Est-il si ultra ordinaire que ça, Joan Roch? Lui qui se rendait au travail, et en revenait, tous les jours, à la course? Lui qui a participé à six ultras en 2015, dont une course en solo entre Québec et Montréal?

« Ordinaire, c’est pour illustrer que j’ai une vie normale. Ce n’est pas péjoratif. Je suis juste un employé, un père de famille, je n’ai pas de temps, comme tout le monde. J’ai trouvé une solution pour courir malgré les contraintes de la vie », dit-il.

Le résultat, lui, n’est pas ordinaire. Il contient les récits de 16 ultramarathons (d’où l’« ultra » du titre) courus à travers le Québec, les États-Unis et l’Europe. Il passe aussi par la Martinique et se conclut à La Réunion, où Joan a fait la fameuse Diagonale des fous fin octobre 2015.

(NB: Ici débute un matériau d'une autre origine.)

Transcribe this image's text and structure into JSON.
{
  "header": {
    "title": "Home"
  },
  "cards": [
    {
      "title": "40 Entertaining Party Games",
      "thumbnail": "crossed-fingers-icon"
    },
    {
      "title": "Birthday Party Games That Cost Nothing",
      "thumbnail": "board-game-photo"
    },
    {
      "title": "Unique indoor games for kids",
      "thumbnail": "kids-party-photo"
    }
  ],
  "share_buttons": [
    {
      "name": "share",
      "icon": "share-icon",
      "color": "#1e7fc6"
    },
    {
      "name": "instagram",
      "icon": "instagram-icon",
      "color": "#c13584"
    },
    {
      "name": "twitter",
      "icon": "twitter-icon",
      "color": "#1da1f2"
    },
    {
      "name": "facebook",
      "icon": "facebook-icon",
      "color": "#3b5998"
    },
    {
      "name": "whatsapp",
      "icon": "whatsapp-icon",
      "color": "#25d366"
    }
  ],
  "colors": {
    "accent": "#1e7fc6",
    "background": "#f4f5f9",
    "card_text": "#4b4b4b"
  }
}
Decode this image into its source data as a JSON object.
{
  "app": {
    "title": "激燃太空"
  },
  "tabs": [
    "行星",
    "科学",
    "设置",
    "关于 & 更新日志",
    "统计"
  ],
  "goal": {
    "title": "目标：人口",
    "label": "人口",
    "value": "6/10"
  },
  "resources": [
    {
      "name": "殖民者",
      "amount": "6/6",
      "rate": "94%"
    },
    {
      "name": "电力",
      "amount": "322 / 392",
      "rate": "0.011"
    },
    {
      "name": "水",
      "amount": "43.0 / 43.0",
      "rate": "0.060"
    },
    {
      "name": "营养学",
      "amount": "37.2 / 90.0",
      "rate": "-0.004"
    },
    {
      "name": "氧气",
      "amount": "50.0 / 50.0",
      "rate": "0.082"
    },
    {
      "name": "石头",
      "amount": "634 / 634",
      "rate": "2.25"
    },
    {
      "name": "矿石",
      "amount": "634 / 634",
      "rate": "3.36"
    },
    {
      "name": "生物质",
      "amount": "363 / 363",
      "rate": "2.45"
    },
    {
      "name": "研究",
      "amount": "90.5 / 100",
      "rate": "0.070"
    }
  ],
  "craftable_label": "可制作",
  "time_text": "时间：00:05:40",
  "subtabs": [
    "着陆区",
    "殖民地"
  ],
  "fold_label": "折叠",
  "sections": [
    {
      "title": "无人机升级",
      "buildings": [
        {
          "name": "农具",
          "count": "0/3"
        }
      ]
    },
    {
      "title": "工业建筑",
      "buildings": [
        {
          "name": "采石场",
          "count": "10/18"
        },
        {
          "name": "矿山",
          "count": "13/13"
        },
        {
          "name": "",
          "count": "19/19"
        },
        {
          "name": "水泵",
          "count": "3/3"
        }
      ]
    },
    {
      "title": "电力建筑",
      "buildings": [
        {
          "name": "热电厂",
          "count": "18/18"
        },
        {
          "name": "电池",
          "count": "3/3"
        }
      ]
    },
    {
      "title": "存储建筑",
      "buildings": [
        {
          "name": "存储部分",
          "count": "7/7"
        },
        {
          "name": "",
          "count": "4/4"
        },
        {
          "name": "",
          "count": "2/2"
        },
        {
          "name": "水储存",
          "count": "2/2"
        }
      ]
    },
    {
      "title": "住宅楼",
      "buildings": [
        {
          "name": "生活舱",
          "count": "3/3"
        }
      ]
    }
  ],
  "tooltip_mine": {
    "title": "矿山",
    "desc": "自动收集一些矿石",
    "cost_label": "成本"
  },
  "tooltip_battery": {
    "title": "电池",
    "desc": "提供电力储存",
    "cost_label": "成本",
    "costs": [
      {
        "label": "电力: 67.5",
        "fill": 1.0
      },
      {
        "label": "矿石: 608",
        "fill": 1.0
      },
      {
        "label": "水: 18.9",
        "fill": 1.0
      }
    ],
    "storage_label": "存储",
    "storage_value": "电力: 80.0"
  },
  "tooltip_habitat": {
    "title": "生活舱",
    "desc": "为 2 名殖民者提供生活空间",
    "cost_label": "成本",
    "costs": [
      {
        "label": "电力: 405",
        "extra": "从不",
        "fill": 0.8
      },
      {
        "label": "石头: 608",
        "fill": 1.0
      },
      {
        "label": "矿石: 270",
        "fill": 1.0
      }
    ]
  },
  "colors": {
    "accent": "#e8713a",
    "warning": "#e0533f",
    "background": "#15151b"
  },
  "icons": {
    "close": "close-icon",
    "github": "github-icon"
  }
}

Le livre contient également des textes thématiques, où Joan parle autant de ses chaussures que de son alimentation ou encore de ce qui lui passe par la tête lorsqu’il court.

« Ce n’est pas un livre d’entraînement », tient-il à préciser. Le sous-titre l’indique d’ailleurs très bien : c’est le journal d’un coureur.

Grandir par la course

« Éditer tous mes textes publiés au fil des années, ça m’a permis de faire une récapitulation de tout ce que la course m’a apporté. Ça me permet de voir tout le chemin que j’ai parcouru », dit Joan. Et surtout, de constater son évolution. « Tous ceux qui ont déjà lu le livre détectent cette évolution au fur et à mesure que le livre avance. »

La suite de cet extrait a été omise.